Liputan6.com, Jakarta Isu krisis pangan dunia membuat pemerintah memberikan perhatian khusus untuk meminimalisir dampak tersebut. Perlu diketahui, akibat pandemi saat ini Organisasi Pangan dan Pertanian Dunia (FAO) telah mengingatkan ancaman akan adanya krisis pangan global.
Anggota Dewan Sumber Daya Air, Kuswanto mengatakan bahwa saat ini di Indonesia ancaman krisis pangan belum benar-benar terjadi. Karena ketersedian pangan relatif cukup dan harga tetap stabil.
Baca Juga
Namun, bukan menjadikan Indonesia harus berdiam diri untuk menghadapi hal itu. Saat ini, ada beberapa skema yang telah dijalankan untuk menghadapi krisis pangan yang diprediksi terjadi.
Advertisement
“Pemerintah sudah cukup banyak melakukan upaya untuk mencegah atau mengatasi ancaman krisis pangan akibat pendemi Covid-19, namun terlihat ada kerancuan atau sengaja maupun tidak, kurang memusatkan perhatian pada penyebab pokok dari ancaman krisis pangan. Padahal, faktor utama ancaman krisis pangan saat ini adalah menurunnya daya beli petani sehingga petani melemah kemampuan produksi usaha taninya,” imbuh Kuswanto.
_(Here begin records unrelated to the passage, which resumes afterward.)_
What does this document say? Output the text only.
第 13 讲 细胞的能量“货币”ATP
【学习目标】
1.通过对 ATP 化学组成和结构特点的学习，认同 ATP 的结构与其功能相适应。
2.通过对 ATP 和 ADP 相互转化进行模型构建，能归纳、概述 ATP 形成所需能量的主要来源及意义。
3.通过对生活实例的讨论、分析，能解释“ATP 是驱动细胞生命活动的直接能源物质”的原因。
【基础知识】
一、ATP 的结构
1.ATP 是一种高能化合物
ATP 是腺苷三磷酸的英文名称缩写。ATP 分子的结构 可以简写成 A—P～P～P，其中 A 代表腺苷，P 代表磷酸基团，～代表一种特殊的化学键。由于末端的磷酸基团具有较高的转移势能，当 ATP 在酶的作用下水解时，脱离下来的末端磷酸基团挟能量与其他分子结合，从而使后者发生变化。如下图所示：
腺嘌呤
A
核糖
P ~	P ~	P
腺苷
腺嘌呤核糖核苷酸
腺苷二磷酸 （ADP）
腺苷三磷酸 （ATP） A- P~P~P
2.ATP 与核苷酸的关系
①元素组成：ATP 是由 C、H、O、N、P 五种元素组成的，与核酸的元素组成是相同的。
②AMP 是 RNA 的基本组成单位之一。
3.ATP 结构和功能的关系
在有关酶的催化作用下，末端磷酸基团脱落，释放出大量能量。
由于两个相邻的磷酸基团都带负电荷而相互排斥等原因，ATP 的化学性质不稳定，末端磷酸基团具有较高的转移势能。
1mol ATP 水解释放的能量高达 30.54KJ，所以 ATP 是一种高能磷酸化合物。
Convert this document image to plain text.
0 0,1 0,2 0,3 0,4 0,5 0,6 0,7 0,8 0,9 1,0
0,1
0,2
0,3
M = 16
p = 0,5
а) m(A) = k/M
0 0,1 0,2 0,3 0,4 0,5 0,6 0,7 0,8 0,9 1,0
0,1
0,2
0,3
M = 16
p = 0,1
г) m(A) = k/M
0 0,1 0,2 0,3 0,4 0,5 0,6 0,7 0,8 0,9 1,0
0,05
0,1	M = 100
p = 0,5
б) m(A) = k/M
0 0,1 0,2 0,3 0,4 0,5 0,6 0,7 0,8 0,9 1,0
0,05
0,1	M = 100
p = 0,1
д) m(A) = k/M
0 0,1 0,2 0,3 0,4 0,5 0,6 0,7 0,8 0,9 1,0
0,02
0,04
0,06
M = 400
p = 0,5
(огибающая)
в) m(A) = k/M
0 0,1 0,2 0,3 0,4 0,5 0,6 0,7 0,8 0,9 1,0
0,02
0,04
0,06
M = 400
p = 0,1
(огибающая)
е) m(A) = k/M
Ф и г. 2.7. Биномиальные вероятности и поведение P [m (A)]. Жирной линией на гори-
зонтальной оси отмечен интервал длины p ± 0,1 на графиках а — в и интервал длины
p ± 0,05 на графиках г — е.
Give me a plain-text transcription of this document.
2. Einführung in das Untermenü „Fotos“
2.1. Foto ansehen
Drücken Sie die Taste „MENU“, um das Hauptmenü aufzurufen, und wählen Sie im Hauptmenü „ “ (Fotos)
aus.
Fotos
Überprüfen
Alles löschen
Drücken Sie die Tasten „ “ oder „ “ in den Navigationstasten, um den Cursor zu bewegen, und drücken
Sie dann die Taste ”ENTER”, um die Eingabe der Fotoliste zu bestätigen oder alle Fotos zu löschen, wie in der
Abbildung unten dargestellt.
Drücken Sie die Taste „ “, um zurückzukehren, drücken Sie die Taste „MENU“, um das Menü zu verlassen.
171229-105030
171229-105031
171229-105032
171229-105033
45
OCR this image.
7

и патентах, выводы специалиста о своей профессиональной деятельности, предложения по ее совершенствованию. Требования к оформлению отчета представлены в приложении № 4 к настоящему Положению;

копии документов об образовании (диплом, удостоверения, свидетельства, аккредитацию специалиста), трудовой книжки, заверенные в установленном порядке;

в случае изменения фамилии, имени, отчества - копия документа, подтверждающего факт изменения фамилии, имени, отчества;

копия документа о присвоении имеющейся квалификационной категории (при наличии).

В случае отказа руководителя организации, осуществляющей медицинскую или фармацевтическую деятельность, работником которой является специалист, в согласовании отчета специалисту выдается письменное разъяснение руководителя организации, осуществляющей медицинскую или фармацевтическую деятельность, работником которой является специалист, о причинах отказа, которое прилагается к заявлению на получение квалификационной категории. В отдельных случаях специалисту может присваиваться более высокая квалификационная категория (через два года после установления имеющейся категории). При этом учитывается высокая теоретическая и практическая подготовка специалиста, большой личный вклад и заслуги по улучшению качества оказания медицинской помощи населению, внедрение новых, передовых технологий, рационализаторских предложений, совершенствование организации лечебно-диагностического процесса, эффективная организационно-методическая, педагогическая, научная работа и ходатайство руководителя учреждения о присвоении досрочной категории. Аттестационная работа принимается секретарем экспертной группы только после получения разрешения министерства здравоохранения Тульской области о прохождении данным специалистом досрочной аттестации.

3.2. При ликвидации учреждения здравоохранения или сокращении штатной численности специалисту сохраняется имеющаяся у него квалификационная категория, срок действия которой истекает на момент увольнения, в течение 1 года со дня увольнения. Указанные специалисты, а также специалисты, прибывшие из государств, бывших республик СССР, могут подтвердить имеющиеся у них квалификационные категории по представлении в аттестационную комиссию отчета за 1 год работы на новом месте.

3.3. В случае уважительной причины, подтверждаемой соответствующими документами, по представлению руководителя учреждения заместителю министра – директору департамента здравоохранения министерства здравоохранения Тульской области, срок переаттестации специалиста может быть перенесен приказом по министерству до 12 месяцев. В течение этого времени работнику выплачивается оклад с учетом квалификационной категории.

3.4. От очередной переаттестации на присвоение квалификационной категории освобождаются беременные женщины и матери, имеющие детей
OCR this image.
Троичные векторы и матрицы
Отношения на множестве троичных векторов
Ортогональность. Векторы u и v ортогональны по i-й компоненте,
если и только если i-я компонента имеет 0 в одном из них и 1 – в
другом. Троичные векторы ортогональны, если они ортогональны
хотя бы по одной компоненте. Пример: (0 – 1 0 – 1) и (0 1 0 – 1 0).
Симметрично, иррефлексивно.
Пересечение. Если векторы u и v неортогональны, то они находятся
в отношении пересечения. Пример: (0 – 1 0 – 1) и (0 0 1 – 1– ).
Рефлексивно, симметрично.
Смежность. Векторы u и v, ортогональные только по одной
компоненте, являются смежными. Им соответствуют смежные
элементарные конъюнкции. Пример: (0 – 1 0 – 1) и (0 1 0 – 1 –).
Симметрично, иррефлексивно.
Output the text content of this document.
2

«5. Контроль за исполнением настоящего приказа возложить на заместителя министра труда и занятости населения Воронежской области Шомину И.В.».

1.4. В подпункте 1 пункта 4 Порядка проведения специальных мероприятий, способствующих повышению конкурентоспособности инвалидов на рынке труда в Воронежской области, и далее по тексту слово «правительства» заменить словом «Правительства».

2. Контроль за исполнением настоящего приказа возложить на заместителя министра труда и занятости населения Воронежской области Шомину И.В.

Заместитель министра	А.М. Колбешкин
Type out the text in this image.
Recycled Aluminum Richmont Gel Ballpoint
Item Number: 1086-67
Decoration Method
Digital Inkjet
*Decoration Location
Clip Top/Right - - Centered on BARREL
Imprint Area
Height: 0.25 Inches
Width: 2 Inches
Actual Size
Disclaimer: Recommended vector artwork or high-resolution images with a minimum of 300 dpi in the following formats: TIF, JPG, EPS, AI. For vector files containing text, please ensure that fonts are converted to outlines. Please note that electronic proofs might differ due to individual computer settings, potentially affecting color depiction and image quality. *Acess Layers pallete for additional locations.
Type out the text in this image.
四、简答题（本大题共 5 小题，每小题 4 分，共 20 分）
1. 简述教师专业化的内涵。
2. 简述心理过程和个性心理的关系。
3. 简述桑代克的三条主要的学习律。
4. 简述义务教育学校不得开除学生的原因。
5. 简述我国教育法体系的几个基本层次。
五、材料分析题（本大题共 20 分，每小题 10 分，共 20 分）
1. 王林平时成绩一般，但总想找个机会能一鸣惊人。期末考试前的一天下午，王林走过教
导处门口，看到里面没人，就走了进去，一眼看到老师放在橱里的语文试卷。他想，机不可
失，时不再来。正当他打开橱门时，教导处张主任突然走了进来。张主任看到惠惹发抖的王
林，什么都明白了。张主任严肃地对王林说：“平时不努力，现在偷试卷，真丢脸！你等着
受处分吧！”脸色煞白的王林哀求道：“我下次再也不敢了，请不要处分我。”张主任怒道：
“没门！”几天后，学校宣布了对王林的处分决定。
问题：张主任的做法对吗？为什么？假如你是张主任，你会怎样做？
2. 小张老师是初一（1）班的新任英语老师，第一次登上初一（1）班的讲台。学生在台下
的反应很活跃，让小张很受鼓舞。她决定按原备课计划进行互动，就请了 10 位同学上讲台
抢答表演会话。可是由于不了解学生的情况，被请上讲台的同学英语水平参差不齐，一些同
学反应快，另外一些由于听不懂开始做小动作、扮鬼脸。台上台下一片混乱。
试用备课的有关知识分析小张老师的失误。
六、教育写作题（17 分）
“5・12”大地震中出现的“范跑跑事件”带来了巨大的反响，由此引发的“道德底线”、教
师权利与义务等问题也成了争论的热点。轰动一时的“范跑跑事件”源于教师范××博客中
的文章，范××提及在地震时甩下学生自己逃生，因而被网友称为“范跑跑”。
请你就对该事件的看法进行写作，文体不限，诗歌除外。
Mengenai produktivitas yang masih rendah, lanjut Kuswanto kurangnya ketersediaan air atau lahan pangan memang perlu terus ditingatkan, tetapi tanpa pemulihan daya beli petani, semuanya itu akan sia-sia karena tak bisa dimanfaatkan oleh petani yang kehilangan kemampuan berproduksi.
“Pemerintah memiliki program foodestate di bekas lahan gambut di Kalimantan Tengah yang merupakan program strategis untuk menjawab problem pangan jangka panjang, bukan lahir semata karena ancaman krisis pangan akibat pandemi Covid-19,” imbuh Kuswanto.
Menurut Kuswanto jika ancaman itu benar terjadi, bakal ada daerah yang terdampak potensi lebih tinggi yaitu untuk daerah dengan stok dibawah normal alias kekurangan pasokan seperti Bangka Belitung, Maluku Utara, Papua Barat dan Kepulauan Riau.
“Pada minggu April 2020, Badan Ketahanan Pangan Kementan melaporkan kondisi stok pangan yang minus di daerah tersebut dan berimbas pada harga beras yang lebih tinggi dibanding di daerah sentra produksi,” tutur Kuswanto.
Kuswanto memprediksi jika krisis pangan itu terjadi di Indonesia akan berakhir setelah pandemi berakhir juga. Namun jika faktor lain, seperti kemarau yang diprediksi lebih panjang dan lebih kering di beberapa daerah tertentu, krisis akan tetap menjadi ancaman sehingga perlu melakukan upaya-upaya ekstra lain seperti percepatan musim tanam, pembuatan embung dan bendungan untuk meningkatan ketersediaan air, perbaikan jaringgan irigasi dan sebagainya.
Kondisi petani saat krisis pangan
Krisis pangan juga bakal berdampak kepada para petani. Apalagi akibat penerapan PSBB yang sudah menjangkau hampir semua daerah di Indonesia, petani ikut terimbas secara ekonomi sehingga pendapatan dan daya belinya menurun.
“Data terakhir NTP bulan Juni 2020 yang baru saja dirilis BPS, masih dibawah 100 meskipun ada sedikit kenaikan, yaitu menjadi 99,6 atau naik 0,13 dari Mei 2020. Pelonggaran PSBB yang mulai banyak berlaku pada awal Juni tampaknya sudah bisa mengurangi tekanan ekonomi. Namun harus diingatkan pandemi Covid 19 sebenarnya belum berakhir dan bahkan belum diketahui puncaknya sampai kapan,” imbuh Kuswanto.
Untuk menaggulanginya, lanjut Kuswanto pemerintah telah melancarkan program jaringan pengaman sosial dengan dana ratusan trilyun termasuk untuk pemulihan ekonomi, namun program tersebut berlaku secara umum untuk kelompok-kelompok sasaran yang terdampak.
“Para petani termasuk dalam kelompok sasaran karena sebagian besar memenuhi kriteria seperti tegolong warga miskin. Namun petani sebagai pelaku produksi pangan bukan kelompok sasaran yang secara khusus ditetapkan dalam program jaringan pengaman sosial,” tutur Kuswanto.